19 Prozent Mehrwertsteuer: Harte Auswirkungen auf Gastro-Branche in Heilbronn
Ein halbes Jahr nach der Mehrwertsteuererhöhung auf 19 Prozent werden die Befürchtungen der Wirte Realität. Dehoga-Chef Thomas Aurich sieht die System-Gastronomie auf dem Vormarsch.

"Die Corona-Zeit war nicht so schlimm wie jetzt", sagt die Geschäftsführerin des Hotel-Restaurants Herzogskelter in Güglingen, Diana Hoffmann. Ein halbes Jahr nach der Erhöhung der Mehrwertsteuer für Speisen von sieben auf 19 Prozent spüren auch ihre Kollegen schmerzliche Auswirkungen. Für den Heilbronner Dehoga-Chef Thomas Aurich befindet sich die Branche aktuell sogar "in einer Phase der Transformation zum amerikanischen Modell: Nur noch System-Gastronomie und zwei, drei feine Lokale".
"Die Leute kommen nur noch, wenn sie etwas Besonderes zu feiern haben", berichtet Diana Hoffmann. In ihrem Restaurant äßen abends - den Mittagstisch haben sie schon länger aufgegeben - fast nur noch Hotelgäste. "Es kommen keine Einheimischen mehr", bedauert sie. Und während der Deutschland-Spiele der Fußball-EM sei das Lokal leer gewesen.
Zu hohe Kosten: Pächter der Güglinger Herzogskelter hören auf
Steigende Energie-, Personal- und Lebensmittelkosten, dazu jetzt die Mehrwertsteuererhöhung. Weil für sie und ihre Familie die Folgen absehbar gewesen seien, hätten sie sich bereits im November des vergangenen Jahres entschlossen, mit Auslaufen ihres Pachtvertrags im August 2025 aufzuhören. Ihr Mann Markus Hoffmann, Vorsitzender des Vereins der Köche Heilbronn, werde künftig als Berufsschullehrer arbeiten.
Einige Betriebe legen einen zusätzlichen Ruhetag ein, andere bieten keinen Mittagstisch mehr an. "Die Leute sind nicht bereit, in der Mittagspause 15 Euro inklusive Getränk auszugeben", weiß Diana Hoffmann. Um 46 Prozent sei der Durchschnittspreis für den Mittagstisch in Heilbronn in den letzten sieben Jahren gestiegen", hat Thomas Aurich ausgerechnet.

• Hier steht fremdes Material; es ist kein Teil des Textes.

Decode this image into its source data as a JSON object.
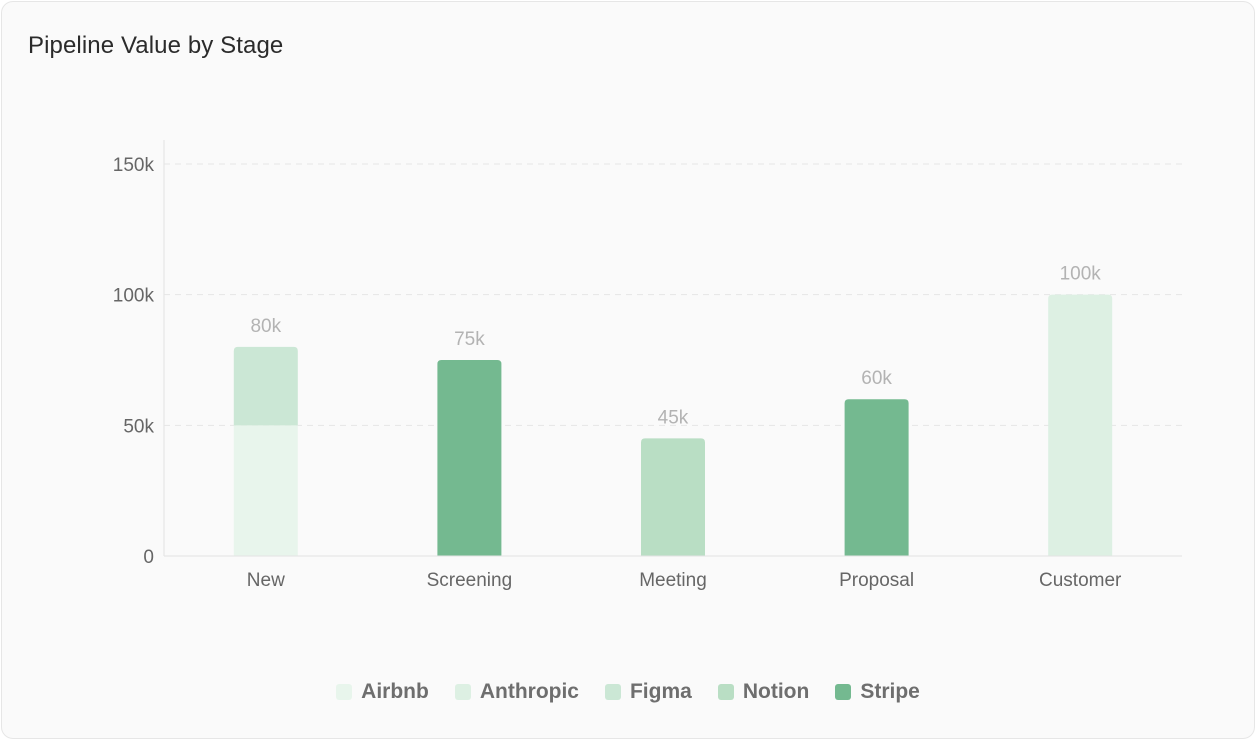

Dehoga-Kreisvorsitzender: Fehlende Nachfolger und fehlendes Geld
Manche Wirte beschließen vor dem Rentenalter aufzuhören. "Bei vielen ist die Nachfolge nicht geregelt, und bei diesem unsicheren politischen Umfeld ist die Übernahme eines Betriebs auch nicht attraktiv", weiß der Dehoga-Kreisvorsitzende Martin Kübler. "Das Geld fehlt an allen Ecken und Enden, sei es für zufriedene Mitarbeiter oder notwendige Sanierungen."
Wie seine Kollegen hat auch der Chef des Restaurants Neunzehn beim Golfclub Bad Rappenau die Preise erhöht: "Wer nicht mindestens um 20 Prozent hochgegangen ist, dem prophezeie ich keine Zukunft", so Kübler.
Kein verändertes Kundenverhalten im Löwensteiner Landhaus Hohly
Im Juni hat das Geschäft unter der Woche bei Frank Hohly vom gleichnamigen Löwensteiner Landhaus zwar "gefühlt etwas nachgelassen – vielleicht auch wegen der EM oder vielen Festle". Ansonsten hat er aber kein verändertes Verhalten seiner Gäste festgestellt: "Am Wochenende sind wir gut belegt mit Familienfeiern." Preiserhöhungen hätten sie akzeptiert, "aber das Publikum, das zu uns kommt, ist vielleicht nicht so repräsentativ", überlegt Hohly.
Für Thomas Aurich ist die EM gerade "ein Ventil, wo gnadenlos abgefeiert wird". Den Wandel in der Gastro-Branche hält er dennoch für unaufhaltsam. Zumal noch nicht alle Kollegen die Abrechnung der Covid-Hilfen abgegeben hätten. Viele müssten etwas zurückzahlen. Insolvenzen drohten. Olaf Scholz und Christian Lindner sind für den Geschäftsführer der Heilbronner Neckarmeile "die Sargnägel". Aufgeben ist aber nicht sein Ding: "Wir berappeln uns immer wieder, aber die Gastronomielandschaft wird in ein, zwei Jahren eine andere sein als 2019."